Ci sono profumi, sapori che accompagnano la tua infanzia e che da grande ti viene voglia di ricercare, ricreare.

Quando ero piccola nella casa di campagna mia nonna preparava le amarene sciroppate e io mi ritrovavo circondata da vasi di vetro pieni di amarene e di zucchero che maceravano al sole.


Ecco mia nonna non è mai stata parca riguardo alle quantità. Non penso che abbia mai fatto un solo chilo di marmellata per volta... mia nonna se non erano almeno 5 chili di frutta proprio neanche si prendeva il disturbo di cominciare.

Lo stesso discorso valeva anche per le amarene. Quando andavo l'estate in campagna le trovavo lì sempre!

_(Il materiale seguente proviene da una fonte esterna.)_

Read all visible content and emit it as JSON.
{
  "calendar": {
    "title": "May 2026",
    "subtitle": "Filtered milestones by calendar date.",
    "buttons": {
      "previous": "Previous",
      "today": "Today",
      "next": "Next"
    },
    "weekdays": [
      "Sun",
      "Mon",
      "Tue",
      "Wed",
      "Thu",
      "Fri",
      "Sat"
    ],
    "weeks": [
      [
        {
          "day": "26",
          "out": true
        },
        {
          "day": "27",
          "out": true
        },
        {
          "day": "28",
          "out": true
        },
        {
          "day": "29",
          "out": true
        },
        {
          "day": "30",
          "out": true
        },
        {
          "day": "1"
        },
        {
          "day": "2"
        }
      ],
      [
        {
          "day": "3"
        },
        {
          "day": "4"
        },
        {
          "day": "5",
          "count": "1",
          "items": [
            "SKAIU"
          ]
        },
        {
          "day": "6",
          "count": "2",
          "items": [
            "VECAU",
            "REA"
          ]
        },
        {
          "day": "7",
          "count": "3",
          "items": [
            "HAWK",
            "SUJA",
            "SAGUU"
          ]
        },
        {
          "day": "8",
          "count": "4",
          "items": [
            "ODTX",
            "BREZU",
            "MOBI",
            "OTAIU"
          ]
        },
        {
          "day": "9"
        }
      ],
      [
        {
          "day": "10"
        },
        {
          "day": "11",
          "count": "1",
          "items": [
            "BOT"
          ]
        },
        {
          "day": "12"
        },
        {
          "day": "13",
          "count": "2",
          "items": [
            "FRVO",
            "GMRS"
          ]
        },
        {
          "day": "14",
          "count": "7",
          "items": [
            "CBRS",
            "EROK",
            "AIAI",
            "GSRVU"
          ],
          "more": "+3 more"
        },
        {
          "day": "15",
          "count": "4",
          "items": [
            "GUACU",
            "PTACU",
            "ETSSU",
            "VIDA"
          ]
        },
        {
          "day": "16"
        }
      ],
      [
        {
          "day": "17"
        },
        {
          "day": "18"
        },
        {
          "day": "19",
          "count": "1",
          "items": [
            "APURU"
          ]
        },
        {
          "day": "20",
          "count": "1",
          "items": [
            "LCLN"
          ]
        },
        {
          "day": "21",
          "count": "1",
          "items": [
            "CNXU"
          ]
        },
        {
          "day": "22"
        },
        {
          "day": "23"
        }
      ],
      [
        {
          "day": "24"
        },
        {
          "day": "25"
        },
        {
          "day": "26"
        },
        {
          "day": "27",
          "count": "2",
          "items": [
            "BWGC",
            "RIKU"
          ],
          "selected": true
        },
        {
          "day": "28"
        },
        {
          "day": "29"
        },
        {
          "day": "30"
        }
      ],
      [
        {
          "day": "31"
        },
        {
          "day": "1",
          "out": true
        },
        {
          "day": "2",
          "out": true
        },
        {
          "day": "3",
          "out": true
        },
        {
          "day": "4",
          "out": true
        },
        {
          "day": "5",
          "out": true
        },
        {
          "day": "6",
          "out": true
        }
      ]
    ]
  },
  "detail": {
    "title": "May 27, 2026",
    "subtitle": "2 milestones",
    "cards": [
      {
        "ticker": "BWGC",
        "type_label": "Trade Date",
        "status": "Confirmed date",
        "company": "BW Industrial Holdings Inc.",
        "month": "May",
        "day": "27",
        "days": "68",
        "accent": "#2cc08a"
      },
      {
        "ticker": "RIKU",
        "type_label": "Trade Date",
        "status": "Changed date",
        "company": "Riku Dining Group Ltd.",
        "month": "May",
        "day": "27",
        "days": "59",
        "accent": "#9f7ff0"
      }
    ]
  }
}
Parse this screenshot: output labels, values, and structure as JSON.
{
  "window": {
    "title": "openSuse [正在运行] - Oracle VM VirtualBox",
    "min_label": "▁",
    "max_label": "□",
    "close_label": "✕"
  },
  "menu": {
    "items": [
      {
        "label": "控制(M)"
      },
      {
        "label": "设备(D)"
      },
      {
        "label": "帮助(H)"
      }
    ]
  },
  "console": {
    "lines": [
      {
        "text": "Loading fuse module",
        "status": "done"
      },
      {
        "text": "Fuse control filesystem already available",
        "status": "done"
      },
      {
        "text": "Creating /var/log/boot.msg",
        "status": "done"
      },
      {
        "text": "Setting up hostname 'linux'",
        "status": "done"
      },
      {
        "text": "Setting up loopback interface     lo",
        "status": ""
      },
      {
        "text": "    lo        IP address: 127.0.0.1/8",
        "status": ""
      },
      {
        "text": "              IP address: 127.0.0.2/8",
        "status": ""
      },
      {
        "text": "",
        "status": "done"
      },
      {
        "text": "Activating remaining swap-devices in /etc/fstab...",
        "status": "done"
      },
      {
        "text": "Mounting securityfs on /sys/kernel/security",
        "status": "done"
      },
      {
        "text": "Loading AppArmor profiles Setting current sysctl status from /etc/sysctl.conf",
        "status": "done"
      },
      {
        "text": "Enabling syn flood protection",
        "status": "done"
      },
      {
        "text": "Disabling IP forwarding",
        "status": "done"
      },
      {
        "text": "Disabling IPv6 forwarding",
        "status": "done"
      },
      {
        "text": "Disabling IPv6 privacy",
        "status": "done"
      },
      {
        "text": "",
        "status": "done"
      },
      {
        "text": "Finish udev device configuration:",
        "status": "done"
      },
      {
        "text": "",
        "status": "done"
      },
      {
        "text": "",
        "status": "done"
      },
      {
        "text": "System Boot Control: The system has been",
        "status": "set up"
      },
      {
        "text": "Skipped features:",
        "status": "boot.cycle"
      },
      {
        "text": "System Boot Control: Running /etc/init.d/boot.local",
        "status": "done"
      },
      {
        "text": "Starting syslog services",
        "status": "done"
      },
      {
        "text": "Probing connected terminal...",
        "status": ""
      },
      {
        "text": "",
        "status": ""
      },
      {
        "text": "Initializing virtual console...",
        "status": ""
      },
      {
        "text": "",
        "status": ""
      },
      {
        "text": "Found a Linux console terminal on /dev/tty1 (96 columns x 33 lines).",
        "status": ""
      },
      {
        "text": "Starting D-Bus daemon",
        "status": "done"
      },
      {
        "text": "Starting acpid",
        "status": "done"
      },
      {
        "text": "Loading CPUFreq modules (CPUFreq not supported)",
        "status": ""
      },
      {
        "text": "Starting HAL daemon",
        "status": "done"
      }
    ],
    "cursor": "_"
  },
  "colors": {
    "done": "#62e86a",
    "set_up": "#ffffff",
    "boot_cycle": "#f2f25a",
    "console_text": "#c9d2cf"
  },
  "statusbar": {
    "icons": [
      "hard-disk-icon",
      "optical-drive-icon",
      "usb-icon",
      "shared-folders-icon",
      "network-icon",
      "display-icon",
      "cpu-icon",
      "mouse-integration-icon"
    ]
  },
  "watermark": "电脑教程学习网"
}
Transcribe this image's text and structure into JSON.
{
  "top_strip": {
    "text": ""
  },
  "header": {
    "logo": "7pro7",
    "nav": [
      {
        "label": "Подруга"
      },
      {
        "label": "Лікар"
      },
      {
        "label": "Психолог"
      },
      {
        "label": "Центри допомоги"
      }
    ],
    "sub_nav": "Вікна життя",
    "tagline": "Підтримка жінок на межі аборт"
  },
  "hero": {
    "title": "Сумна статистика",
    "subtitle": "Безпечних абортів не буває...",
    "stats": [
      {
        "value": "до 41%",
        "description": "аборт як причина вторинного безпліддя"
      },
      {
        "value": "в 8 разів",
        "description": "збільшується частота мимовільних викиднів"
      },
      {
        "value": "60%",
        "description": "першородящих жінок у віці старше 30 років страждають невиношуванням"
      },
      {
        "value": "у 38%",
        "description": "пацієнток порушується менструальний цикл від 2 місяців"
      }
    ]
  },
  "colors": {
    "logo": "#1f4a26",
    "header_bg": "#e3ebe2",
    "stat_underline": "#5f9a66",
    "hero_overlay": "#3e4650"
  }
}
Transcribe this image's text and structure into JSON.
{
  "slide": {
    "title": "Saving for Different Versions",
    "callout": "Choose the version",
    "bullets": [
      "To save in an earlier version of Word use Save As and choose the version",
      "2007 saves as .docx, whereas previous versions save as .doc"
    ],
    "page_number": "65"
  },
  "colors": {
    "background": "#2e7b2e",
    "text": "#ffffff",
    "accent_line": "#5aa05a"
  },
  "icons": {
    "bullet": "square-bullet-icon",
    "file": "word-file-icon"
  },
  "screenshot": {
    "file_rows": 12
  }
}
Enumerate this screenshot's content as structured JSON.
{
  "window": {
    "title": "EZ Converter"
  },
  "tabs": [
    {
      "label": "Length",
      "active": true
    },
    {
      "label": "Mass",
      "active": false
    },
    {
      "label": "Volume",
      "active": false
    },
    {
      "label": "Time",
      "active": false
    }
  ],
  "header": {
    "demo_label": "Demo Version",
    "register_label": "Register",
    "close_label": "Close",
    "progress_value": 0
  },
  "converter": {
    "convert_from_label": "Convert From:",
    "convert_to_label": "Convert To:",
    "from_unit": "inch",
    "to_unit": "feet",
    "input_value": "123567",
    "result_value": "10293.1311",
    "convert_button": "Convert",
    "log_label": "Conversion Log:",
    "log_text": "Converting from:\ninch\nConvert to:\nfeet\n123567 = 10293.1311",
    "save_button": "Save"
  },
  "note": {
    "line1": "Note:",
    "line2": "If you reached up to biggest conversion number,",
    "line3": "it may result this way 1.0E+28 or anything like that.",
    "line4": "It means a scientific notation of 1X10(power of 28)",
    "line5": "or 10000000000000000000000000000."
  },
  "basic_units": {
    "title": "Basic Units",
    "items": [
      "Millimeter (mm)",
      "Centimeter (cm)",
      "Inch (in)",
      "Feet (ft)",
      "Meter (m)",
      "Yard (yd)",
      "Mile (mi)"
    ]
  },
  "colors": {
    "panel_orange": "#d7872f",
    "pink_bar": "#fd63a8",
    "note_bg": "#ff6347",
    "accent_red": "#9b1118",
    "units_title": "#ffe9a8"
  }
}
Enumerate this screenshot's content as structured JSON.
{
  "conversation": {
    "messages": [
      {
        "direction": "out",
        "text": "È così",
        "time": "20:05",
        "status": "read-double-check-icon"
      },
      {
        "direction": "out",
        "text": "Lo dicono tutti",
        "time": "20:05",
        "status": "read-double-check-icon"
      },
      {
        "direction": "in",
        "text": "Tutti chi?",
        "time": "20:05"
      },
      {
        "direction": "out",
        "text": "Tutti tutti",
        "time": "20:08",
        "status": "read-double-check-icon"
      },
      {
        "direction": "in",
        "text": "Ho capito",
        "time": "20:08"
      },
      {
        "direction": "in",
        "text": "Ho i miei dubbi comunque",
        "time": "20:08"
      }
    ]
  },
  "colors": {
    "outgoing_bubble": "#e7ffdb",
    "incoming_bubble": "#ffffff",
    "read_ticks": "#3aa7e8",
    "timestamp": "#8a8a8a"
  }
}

Quest'anno ho voluto provare anche io a ripetere la magia. certo con dosi ridotte che bisogna pensare anche a dove metterli poi i barattoli e bisogna pensare anche al consumo... insomma io ho usato sei etti di frutta e altrettanti di zucchero.

Ho preso un grande barattolo di vetro e ho lasciato al sole per quindici giorni.

All'inizio ero un po' sconfortata perché lo zucchero faceva fatica a sciogliersi (anche perché ho cominciato l'operazione in un giorno piovoso... poi però con il passare dei giorni lo zucchero ha cominciato a sciogliersi e sul fondo del barattolo si è cominciato a vedere il succo delle amarene.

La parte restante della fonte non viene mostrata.